Mais la conscience professionnelle et artistique des membres de Radiohead, et notamment de Jonny Greenwood, ne cesse de grandir et Ok Computer (1997) marque de son empreinte le son des années 90 et du rock en général. La guitare de Greenwood est toujours puissante mais plus distante, parfois étouffée, transformée. L’atonal Airbag redéfinit l’expressivité de l’instrument. Sur Subterranean Homesick Alien, il restitue les sonorités de trompette du Bitches Brew de Miles Davis. Mais en réalité, Greenwood s’est déjà lassé de la six-cordes.
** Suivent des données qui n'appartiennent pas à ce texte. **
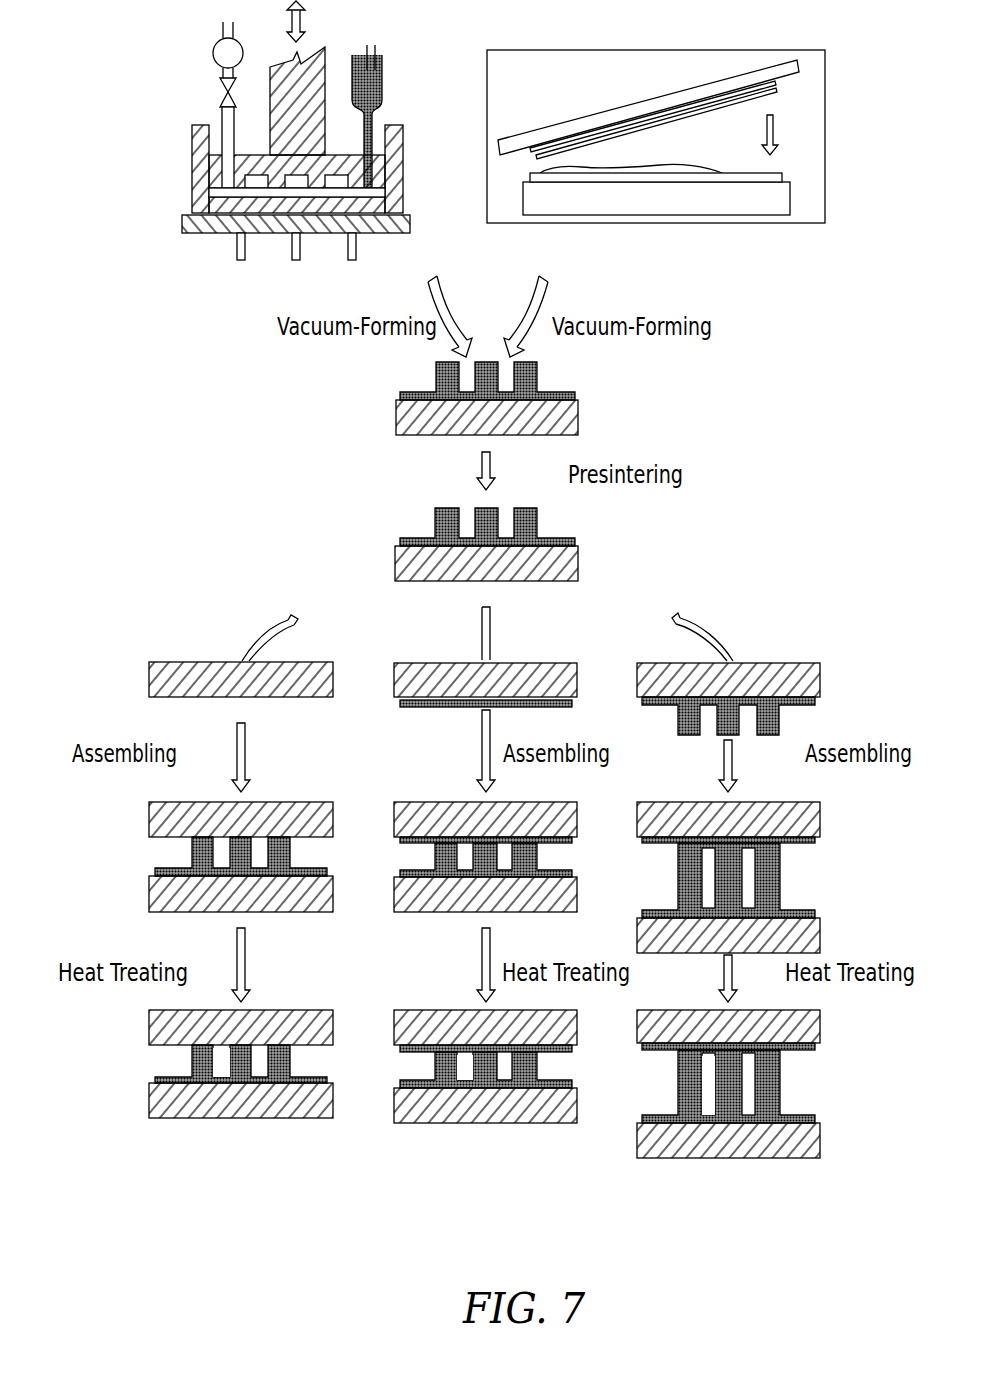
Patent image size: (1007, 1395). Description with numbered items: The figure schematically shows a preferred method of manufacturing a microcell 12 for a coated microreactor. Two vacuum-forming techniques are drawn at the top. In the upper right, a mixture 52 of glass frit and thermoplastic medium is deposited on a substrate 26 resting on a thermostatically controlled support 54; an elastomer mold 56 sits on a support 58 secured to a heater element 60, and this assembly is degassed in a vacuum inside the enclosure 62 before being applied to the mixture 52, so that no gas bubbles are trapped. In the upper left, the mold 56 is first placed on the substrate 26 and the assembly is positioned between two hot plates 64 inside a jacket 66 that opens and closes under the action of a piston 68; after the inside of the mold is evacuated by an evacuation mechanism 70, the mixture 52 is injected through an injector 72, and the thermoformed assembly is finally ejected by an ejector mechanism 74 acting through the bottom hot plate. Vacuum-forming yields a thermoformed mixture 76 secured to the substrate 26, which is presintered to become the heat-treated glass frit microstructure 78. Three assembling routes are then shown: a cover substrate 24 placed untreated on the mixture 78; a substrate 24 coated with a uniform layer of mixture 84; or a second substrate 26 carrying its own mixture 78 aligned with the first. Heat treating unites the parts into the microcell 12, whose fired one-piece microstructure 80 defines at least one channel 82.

The microcell 12 is at (184, 1160).
The substrate 24 is at (205, 662).
The substrate 26 is at (226, 233).
The mixture 52 is at (258, 178).
The thermostatically controlled support 54 is at (775, 200).
The mold made of elastomer 56 is at (300, 172).
The support 58 is at (775, 83).
The heater element 60 is at (588, 123).
The enclosure 62 is at (553, 50).
The hot plates 64 is at (185, 229).
The jacket 66 is at (190, 135).
The piston 68 is at (305, 65).
The evacuation mechanism 70 is at (213, 53).
The injector 72 is at (383, 85).
The ejector mechanism 74 is at (292, 250).
The mixture 76 is at (530, 373).
The presintered mixture 78 is at (530, 518).
The fired one-piece microstructure 80 is at (195, 1063).
The channel 82 is at (258, 1065).
The mixture 84 is at (447, 707).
Curieux et touche à tout, il va peut à peut devenir ce jack-of-all-trades qui transformera Radiohead en l’expérience ultime, l’éloignant des conventions portées par les groupes dont ils s’étaient inspirés. L’arrangement de cordes sur Climbing up the Walls lui permet de manifester pour la première fois son intérêt pour la musique contemporaine, puisqu’il s’inspire des travaux du polonais Penderecki. Sa nouvelle passion n’a d’équivalent que son ennui pour les arrangements sirupeux qui l’ont précédé dans la musique rock, et il décide que les cordes ne sont pas là pour amplifier la mélodie ou la dramatiser, mais pour créer une discordance, une ambiance. Il veut jouer des orchestres comme de la guitare, et sans oublier que toutes ces sonorités nouvelles passeront sur scène par de petits boitiers, de claviers et des pédales d’effets qu’on le verra dès lors bidouiller, les cheveux retombant constamment et dissimulant son visage.
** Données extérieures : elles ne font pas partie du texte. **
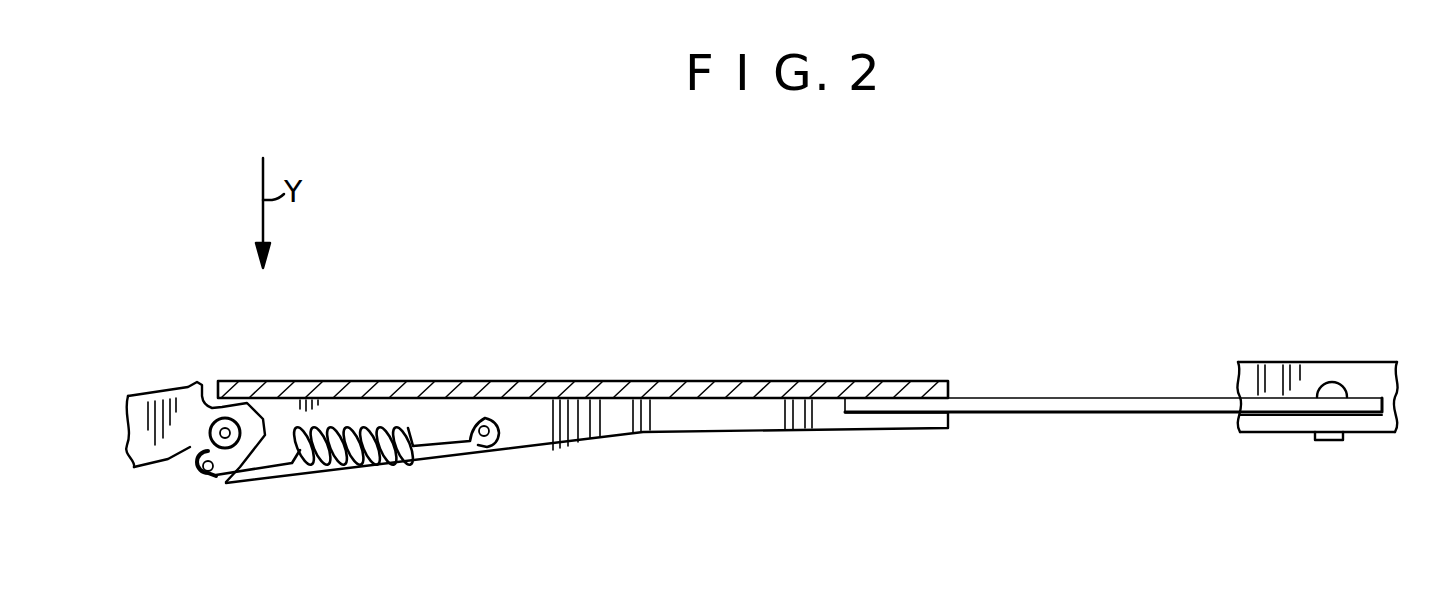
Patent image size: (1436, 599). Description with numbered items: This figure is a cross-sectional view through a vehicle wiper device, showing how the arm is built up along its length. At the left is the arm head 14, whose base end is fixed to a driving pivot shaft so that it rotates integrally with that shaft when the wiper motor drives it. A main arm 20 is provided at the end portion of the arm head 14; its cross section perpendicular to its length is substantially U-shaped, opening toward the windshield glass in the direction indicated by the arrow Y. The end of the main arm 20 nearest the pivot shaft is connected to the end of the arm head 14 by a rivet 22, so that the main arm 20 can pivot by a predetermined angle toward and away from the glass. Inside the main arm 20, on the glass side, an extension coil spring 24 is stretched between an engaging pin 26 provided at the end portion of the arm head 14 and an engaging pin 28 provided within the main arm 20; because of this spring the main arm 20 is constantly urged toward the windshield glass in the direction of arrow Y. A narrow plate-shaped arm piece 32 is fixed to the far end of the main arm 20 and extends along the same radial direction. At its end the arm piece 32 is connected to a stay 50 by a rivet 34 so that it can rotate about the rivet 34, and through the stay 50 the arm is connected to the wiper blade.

The arm head 14 is at (157, 462).
The main arm 20 is at (330, 381).
The rivet 22 is at (203, 390).
The extension coil spring 24 is at (325, 468).
The engaging pin 26 is at (227, 476).
The engaging pin 28 is at (470, 440).
The arm piece 32 is at (1020, 397).
The rivet 34 is at (1330, 362).
The stay 50 is at (1368, 362).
How to Disapear Completely ou Pyramid Song, sur les deux disques suivants, sont un autre net pas en avant de la méthode Greenwood. On le sait maintenant capable de beauté élégiaque, et Thom Yorke s’y retrouve complètement. L’empreinte du multi-instrumentiste est partout sur ces disques. L’une de ses plus belles découvertes est l’Onde Martenot, un instrument d’origine française qui fut précurseur des synthétiseurs et fut joué en orchestre, comme par exemple au sein de la Turangalila Symphonie d’Olivier Messiaen dès les années 40 ; Greenwood est un grand admirateur de l’œuvre et du compositeur. Un autre exemple de perfection qui l’inspirera est le Quatuor pour la fin des Temps (1940), du même compositeur. Mais ses travaux à l’orgue ou au piano sont tout aussi impressionnants. Greenwood mêle ses inspirations contemporaines avec le free jazz et l’électro appréciés par Thom Yorke. Si les autres membres du groupe ont un rôle non négligeable – on doit au bassiste Colin un morceau comme The National Anthem (Kid A), et les beats métronomiques de Philip Selway vont amorcer Radiohead dans sa mouture la plus actuelle – c’est l’interaction Jonny – Thom qui produit le plus gros des instants de grâce qui parcourent leurs disques des années 2000.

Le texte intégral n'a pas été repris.